JAKARTA - Pergaulan bebas dan minimnya edukasi seksual memicu perempuan di Indonesia hamil di usia muda rentang 15-19 tahun. Tentu ini menjadi tantangan bagi Pemerintah dalam menggalakkan edukasi seksual bagi anak muda.
Berdasarkan data dari Badan Pusat Statistik yang dirilis pada 5 Mei 2026, angka kelahiran kategori usia 15-19 tercatat 17 per 1.000 perempuan di Indonesia. Meski begitu, kehamilan usia remaja perlu diminimalisir karena memicu berbagai risiko medis.

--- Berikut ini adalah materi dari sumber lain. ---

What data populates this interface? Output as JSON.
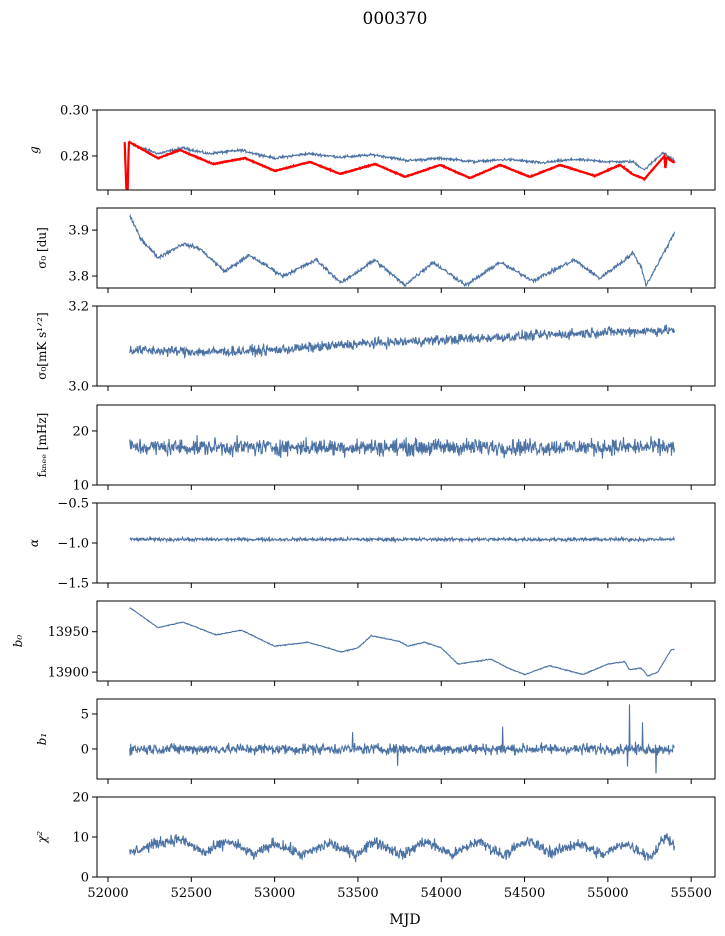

Dokter Fertilitas dan Endokrinologi Reproduksi Shelly Franciska dalam unggahan video di akun Instagramnya menjelaskan, organ reproduksi pada anak remaja itu baru selesai maturitasnya mantap itu sekitar tujuh belas tahunan.
“Jadi kalau seks dilakukan di usia sebelum organ reproduksi matang baik secara anatomi maupun hormonal resikonya banyak banget, terutama yang pertama kalau dia secara anatomi belum matang organ reproduksinya, maka resiko infeksi menular seksual itu meningkat,” ujarnya.
“Resiko kanker rahim itu kanker mulut rahim atau kanker serviks itu lebih tinggi pada orang yang melakukan seks di usia dini atau remaja sebelum tujuh belas tahun dibandingkan setelah tujuh belas tahun,” tuturnya.